Black Mountain Primary brings historical figures to life
It’s been over two decades since Diana, Princess of Wales, died in a tragic car accident, and more than 150 years since Abraham Lincoln took his final breath.
Yet Lincoln and Princess Di - and a host of other historical figures - were brought to life March 26-28 by a bunch of third-graders during Black Mountain Primary School's annual "wax museum" presentation in the school theater.
Several weeks ago, children from the school’s five third-grade classes were given a list of historical figures to choose from.
“Learning about historical figures is a huge third-grade standard for social studies, so we use this to teach them about biographies,” Jaime Goodwin, who has taught at the kindergarten-third grade school for six years, said after her class’s presentation. Students spend three weeks researching historic figures in the digital lab and the library, she said.
Once they complete their work on the person they are representing, students have a week to write a speech about their character. They get another week to memorize the speech.
On March 28, Goodwin's students were ready.
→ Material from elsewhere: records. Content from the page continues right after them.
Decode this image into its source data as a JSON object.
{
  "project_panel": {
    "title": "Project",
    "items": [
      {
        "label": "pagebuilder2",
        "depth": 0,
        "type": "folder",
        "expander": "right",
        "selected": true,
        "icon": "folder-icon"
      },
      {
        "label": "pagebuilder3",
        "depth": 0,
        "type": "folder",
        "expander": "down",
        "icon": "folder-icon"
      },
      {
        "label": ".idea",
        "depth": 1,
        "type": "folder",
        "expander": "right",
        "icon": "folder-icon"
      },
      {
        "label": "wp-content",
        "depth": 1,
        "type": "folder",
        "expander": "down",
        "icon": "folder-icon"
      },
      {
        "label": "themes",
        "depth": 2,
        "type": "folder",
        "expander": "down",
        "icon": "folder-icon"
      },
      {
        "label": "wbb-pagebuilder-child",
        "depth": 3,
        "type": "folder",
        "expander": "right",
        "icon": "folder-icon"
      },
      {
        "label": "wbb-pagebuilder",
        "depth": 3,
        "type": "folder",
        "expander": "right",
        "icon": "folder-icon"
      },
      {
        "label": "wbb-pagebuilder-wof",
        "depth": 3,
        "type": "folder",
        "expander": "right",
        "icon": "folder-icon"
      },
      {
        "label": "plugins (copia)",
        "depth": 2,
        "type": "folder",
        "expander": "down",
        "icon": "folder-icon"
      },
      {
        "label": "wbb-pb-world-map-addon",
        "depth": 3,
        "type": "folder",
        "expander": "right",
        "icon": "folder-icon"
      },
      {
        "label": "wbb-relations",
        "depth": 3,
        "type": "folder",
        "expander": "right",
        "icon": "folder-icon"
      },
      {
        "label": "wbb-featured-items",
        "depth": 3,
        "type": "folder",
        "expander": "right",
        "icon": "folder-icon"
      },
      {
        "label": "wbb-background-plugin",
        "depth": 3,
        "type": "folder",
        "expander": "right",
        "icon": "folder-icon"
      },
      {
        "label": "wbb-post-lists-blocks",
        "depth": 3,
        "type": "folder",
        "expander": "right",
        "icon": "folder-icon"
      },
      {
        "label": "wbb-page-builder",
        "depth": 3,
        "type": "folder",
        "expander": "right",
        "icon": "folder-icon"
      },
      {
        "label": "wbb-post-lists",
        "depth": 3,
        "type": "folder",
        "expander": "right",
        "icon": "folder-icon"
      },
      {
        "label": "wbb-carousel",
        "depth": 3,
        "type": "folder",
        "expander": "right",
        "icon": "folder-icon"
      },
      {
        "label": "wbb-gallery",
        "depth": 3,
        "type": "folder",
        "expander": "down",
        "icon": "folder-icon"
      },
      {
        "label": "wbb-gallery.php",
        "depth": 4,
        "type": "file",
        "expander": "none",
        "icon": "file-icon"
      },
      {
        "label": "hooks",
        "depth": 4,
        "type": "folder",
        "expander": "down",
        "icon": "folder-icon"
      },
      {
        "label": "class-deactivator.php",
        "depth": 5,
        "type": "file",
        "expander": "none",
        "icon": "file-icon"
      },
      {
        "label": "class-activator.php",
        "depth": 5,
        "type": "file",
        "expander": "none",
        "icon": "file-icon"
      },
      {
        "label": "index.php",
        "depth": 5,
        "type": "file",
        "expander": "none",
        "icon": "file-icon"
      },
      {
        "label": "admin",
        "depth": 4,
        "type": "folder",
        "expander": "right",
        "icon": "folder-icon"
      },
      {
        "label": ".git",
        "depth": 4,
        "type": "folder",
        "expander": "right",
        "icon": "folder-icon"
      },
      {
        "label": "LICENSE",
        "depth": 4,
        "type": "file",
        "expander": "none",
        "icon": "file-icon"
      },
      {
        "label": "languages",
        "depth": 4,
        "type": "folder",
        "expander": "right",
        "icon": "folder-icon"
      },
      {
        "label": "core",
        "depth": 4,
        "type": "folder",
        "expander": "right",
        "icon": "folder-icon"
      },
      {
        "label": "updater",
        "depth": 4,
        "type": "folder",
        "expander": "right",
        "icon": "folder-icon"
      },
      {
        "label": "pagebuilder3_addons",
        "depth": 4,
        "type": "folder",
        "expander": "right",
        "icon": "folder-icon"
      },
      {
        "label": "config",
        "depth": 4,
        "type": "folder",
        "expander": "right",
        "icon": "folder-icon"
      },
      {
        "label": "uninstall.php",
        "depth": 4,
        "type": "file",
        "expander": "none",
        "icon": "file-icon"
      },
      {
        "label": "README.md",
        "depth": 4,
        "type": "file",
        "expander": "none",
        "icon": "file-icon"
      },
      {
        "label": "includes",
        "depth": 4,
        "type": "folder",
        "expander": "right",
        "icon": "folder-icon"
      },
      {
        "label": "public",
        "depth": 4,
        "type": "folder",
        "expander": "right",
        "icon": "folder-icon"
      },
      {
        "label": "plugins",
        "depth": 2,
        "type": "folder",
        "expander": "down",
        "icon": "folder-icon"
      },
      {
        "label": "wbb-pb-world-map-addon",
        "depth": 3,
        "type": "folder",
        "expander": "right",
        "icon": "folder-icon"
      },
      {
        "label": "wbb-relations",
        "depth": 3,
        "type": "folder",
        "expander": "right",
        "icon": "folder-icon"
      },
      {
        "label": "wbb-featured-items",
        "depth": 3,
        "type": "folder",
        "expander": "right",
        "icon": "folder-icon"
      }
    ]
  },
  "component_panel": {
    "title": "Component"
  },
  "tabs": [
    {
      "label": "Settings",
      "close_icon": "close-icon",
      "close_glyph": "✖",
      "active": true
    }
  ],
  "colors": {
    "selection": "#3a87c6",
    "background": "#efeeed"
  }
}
Dressed as their famous person, they waited as dozens of parents and peers filled the theater. Some were really nervous as they waited for fellow students to press a "button" drawn on their hands, signalling them to begin their talks.
The adrenaline was high. Some of the students were so into their performances that they rolled their eyes back to stop when their speech was over.
Former presidents like Lincoln, John F. Kennedy and George Washington were represented, as were athletes Michael Jordan and Gabby Douglas. There was a Harry Houdini, donning handcuffs that he removed with ease, and a Nelson Mandela.
Clancy Harrin was Princess Diana, a person she greatly admires. “I love Princess Diana,” she said, breaking character. “She was beautiful, and she was sweet.”
Harrin learned a lot about the late wife of Prince Charles, the heir to the British throne. Princess Diana’s desire to help others really impressed her, she said. “She was really nice,” she said. “She helped children in need, people with HIV, and the homeless.”
Just beyond Betsy Ross, near Sacagawea, Harrin’s classmate Olin Christenberry stood tall as Churchill, a person he was interested in because of the time period in which he lived.
“I knew who Winston Churchill was,” Christenberry said, decked out in a top hat and bow tie. “I like World War II stuff, and I just like Winston Churchill.”
Getting into character involved memorizing lines, but Christenberry found a way to do that. “I just read it over and over and over again,” he said. “Then I just say it over and over and over again. That worked really well.”
With the presentations behind them, the students hadn’t yet finished the assignment, Goodwin noted. They still had to write their speeches “in their neatest handwriting,” the teacher said, for a hardbound book that becomes their "wax museum book."
“That gives them something to remember their third grade year by,” she said.
Christenberry and Harrin were both pleased with their performances turned out, they said.
“I was definitely happy about it,” Christenberry said.